Lacey Baldwin Smith, Catherine Howard's biographer, says of Jane: "the lady was a pathological meddler, with most of the instincts of a procuress who achieves a vicarious pleasure from arranging assignations"
6
and C.Coote said "the infamous lady Rochford… justly deserved her fate for the concern which she had in bringing Anne Boleyn, as well as her own husband, to the block."
7
Perhaps the general public can be forgiven for judging Jane harshly, I suppose, when historians do too.

The Evidence

But did Jane Boleyn actually betray George and Anne?

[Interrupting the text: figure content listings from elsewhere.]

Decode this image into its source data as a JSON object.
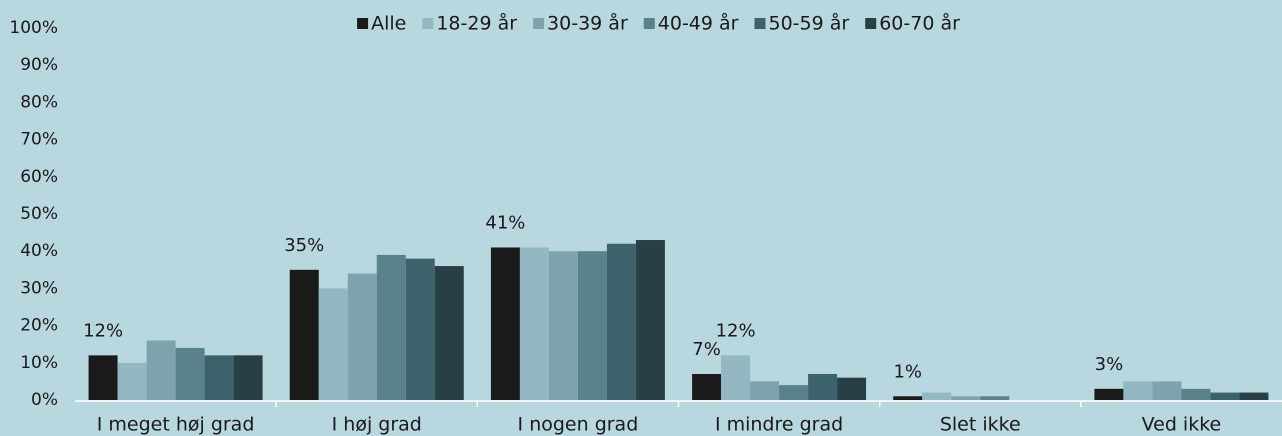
{
  "chart_data": {
    "type": "bar",
    "categories": [
      "I meget høj grad",
      "I høj grad",
      "I nogen grad",
      "I mindre grad",
      "Slet ikke",
      "Ved ikke"
    ],
    "series": [
      {
        "name": "Alle",
        "color": "#1a1a1a",
        "values": [
          12,
          35,
          41,
          7,
          1,
          3
        ],
        "value_labels": [
          "12%",
          "35%",
          "41%",
          "7%",
          "1%",
          "3%"
        ]
      },
      {
        "name": "18-29 år",
        "color": "#94b8c2",
        "values": [
          10,
          30,
          41,
          12,
          2,
          5
        ],
        "value_labels": [
          null,
          null,
          null,
          "12%",
          null,
          null
        ]
      },
      {
        "name": "30-39 år",
        "color": "#7fa3ac",
        "values": [
          16,
          34,
          40,
          5,
          1,
          5
        ]
      },
      {
        "name": "40-49 år",
        "color": "#5a828b",
        "values": [
          14,
          39,
          40,
          4,
          1,
          3
        ]
      },
      {
        "name": "50-59 år",
        "color": "#3d626b",
        "values": [
          12,
          38,
          42,
          7,
          0,
          2
        ]
      },
      {
        "name": "60-70 år",
        "color": "#283f46",
        "values": [
          12,
          36,
          43,
          6,
          0,
          2
        ]
      }
    ],
    "ylim": [
      0,
      100
    ],
    "yticks": [
      {
        "value": 0,
        "label": "0%"
      },
      {
        "value": 10,
        "label": "10%"
      },
      {
        "value": 20,
        "label": "20%"
      },
      {
        "value": 30,
        "label": "30%"
      },
      {
        "value": 40,
        "label": "40%"
      },
      {
        "value": 50,
        "label": "50%"
      },
      {
        "value": 60,
        "label": "60%"
      },
      {
        "value": 70,
        "label": "70%"
      },
      {
        "value": 80,
        "label": "80%"
      },
      {
        "value": 90,
        "label": "90%"
      },
      {
        "value": 100,
        "label": "100%"
      }
    ],
    "legend": "top"
  }
}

No, I don't believe so; and I am not alone in thinking this way. Historian Julia Fox argues against this fallacy in her book on Jane, calling Jane "a scapegoat", and Fox's husband, historian John Guy, in a review of Alison Weir's
The Lady in the Tower
, points out the following problems with the sources Alison Weir uses to build her case against Jane.
8
He states:

 
  • • That Lord Herbert of Cherbury was not quoting from the lost chronicle of Anthony Anthony, as Weir states, but actually quoting from his very own book.
  • • That Chapuys never named Jane as the witness against George and Anne
  • • That the Portuguese source also did not name Jane, it simply said "that person"
  • • That Lancelot de Carles was talking about Lady Worcester, not Jane Boleyn
  • • That Jane's execution confession did not exist, it was a forgery and the work of Gregorio Leti, a man known for making up stories and inventing sources

As for an unhappy marriage; well, a childless marriage is not necessarily an unhappy one. When we combine the points that John Guy makes with the fact that we have no evidence that Jane and George's marriage was unhappy, or that George was homosexual or bisexual, then we have to question these depictions of Jane. There is also no evidence that she was jealous, that she spied through keyholes, that she plotted with the Duke of Norfolk or that she slept with Thomas Culpeper; all of those claims are pure fantasy and belong only in fiction. Just as Anne and George have been maligned by fiction and history, Jane has been made into a monster and a scapegoat; "the bawd", "the infamous Lady Rochford"; and it just isn't fair or correct.